But how do you actually deal with a world in which iPhones are designed in California, assembled in China with components from 13 different countries? So design is borderless, but it’s also changing completely.
London has a world centre for design based a lot on its fantastically strong educational tradition. It’s a place in which the world has come to learn design, and I think it’s becoming more and more difficult now the education here is being turned into a business. It’s being industrialised on a scale, and London itself — which is both a fascinating and extraordinary place, but is also transforming at such a rate — some of us still carry the idea of London in our heads as being a gentle, conservative place in which not much happened.

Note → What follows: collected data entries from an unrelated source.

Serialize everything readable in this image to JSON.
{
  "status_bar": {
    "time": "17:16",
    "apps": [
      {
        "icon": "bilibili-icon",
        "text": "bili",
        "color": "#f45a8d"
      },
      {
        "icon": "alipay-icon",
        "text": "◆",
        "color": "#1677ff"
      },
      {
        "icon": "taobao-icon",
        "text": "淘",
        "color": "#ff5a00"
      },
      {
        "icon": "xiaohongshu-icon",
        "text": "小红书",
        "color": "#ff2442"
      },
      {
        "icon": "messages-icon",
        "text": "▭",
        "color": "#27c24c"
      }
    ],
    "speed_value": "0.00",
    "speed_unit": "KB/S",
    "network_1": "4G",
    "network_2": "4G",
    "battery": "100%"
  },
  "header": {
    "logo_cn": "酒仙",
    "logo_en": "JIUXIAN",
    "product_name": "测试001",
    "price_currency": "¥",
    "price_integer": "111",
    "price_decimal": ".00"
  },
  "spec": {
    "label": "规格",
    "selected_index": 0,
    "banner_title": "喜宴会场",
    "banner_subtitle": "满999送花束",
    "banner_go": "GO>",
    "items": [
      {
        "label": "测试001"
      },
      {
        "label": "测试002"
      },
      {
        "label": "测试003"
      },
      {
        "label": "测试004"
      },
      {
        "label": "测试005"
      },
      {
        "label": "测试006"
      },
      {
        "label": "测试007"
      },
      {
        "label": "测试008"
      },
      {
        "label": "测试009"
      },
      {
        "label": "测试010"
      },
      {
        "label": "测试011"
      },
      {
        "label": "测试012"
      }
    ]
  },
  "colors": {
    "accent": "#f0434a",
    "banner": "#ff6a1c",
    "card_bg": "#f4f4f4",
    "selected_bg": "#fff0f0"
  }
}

But it only takes a walk down the Thames to see that it’s actually as ruthless as anything west of Shanghai, which is ready to change, is full of high-risers. If you go to Stratford now it’s an astonishing collision between an industrial world which is rapidly failing and a new one of high-rises and concrete and transformation.
And yet it’s a city that can do some things really well — Transport for London is an amazing success story for this country, everyone compare that to mass transit systems in New York or Paris. London is streets ahead on many levels — but it’s simply can’t get housing right. It’s starting to undermine what makes London special, if kids can’t afford to live here and stay here after college, I think it starts to become something very different.
Every economy in the world is trying to move up the value chain, so design is now an essential part of what Korea wants to do, what India wants to be, what China is. Can London actually maintain that sense of being a place at the centre of things rather than the periphery?
“The reason I’m still fascinated by design after all these years is there’s always something appearing, something you haven’t thought of, a new form that takes place.”
The reason I’m still fascinated by design after all these years is there’s always something appearing, something you haven’t thought of, a new form that takes place. 10 years ago Jonathan Ive and the story of Apple was the personification of design, but maybe now it’s already something that is a lot different than the perspectives of the dematerialised world.
On our own, the Design Museum can’t do that, but I think it’s a place in which we can lead and shape the conversation about design, maybe it has a hope of doing that.